I have listed how religious beliefs adversely affect the health and access of healthcare of the public. I have also linked this to physicians themselves promoting this sort of ideology and behavior. Serenade already explained that there's nothing specifically about those beliefs that impedes the literal practice of medicine since medicine is just a subset of skills that require applied knowledge, but I think I've done an adequate job of describing how such beliefs can adversely affect the health of a population which, by extension, is the true purpose of the practice of medicine. The specific example towards Creationism, which I've already listed, is that equating an irrational mythology with science fosters distrust and creates a shaky foundation for the rest of science. Furthermore, I described how medical training requires that one accept evolution because young-earth creationism is explicitly contradicted by evolution and that any other stance on the subject as a practitioner of medicine is only a product of self-delusion, a la Ben Carson. So, yes, it matters that these principles be taken into account when you are educating medical professionals because evolution is such an important cornerstone of the basic life sciences unless you want to intentionally produce self-deluded physicians.

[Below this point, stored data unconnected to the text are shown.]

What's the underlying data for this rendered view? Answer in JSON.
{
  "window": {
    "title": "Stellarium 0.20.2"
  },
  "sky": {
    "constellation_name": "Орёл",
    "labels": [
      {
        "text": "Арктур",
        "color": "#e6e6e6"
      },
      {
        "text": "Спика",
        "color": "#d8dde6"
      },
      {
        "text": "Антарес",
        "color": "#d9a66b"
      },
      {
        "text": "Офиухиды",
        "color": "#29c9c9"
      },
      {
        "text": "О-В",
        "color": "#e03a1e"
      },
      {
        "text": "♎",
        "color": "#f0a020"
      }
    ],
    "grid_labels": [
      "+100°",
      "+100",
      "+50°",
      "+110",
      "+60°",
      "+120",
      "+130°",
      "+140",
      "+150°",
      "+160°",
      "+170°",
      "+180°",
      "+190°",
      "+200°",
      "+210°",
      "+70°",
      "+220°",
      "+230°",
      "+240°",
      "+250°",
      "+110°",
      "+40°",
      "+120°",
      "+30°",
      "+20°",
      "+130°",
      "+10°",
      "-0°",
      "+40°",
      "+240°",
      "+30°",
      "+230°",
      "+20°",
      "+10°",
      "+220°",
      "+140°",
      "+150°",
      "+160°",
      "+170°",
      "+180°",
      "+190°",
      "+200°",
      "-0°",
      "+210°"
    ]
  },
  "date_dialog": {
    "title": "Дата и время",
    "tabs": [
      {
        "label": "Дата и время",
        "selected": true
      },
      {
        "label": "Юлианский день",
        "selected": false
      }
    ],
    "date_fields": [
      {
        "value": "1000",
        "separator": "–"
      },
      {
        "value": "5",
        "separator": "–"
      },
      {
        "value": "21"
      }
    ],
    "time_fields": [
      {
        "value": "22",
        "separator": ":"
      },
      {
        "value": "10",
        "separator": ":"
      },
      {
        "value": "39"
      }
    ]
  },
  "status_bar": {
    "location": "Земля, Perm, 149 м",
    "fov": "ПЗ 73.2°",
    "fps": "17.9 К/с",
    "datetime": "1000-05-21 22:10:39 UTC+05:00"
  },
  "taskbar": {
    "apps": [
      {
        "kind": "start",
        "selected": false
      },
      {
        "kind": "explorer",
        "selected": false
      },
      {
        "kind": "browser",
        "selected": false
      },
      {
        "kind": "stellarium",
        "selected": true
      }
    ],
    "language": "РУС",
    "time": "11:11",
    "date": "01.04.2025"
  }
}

Also I disagree with strongly with that statement in bold. The ability of a physician to functionally practice the profession of medicine does not equate to the value or substance of their medical education. You can go ahead and read it straight from my signature, "Education for a Life, not a Living." I don't think that needs further explanation, your logic just doesn't work there.

I don't have a pathological disdain for religion. I like religion. I like that it exists. I think in many ways it adds lots of value to peoples lives and I think the free expression of faith is one of the most important liberties a person can have. However, as a responsible human being I will never tolerate any individual's faith somehow impeding the overarching ethical framework of society; in this case, it impedes the proper education of physicians and harms the public for reasons I have already listed. I think a strong faith is perfectly serviceable without having to resort to mythological fetishism and draconian text interpretation.

As an aside, what is utterly remarkable about young-earth creationism is that it adds very little value to the practice of your own faith. What does it add? Nothing. Nothing at all. It was a widely unpopular literal translation in the times of the ancient Jewish scholars and it is a widely unpopular literal interpretation today, especially outside of the borders of the United States (where the majority of the Christian population resides). It is a moot point, an unnecessary stake of contention that seems to exist solely to highlight the continued isolation of Evangelical Christian groups in the US.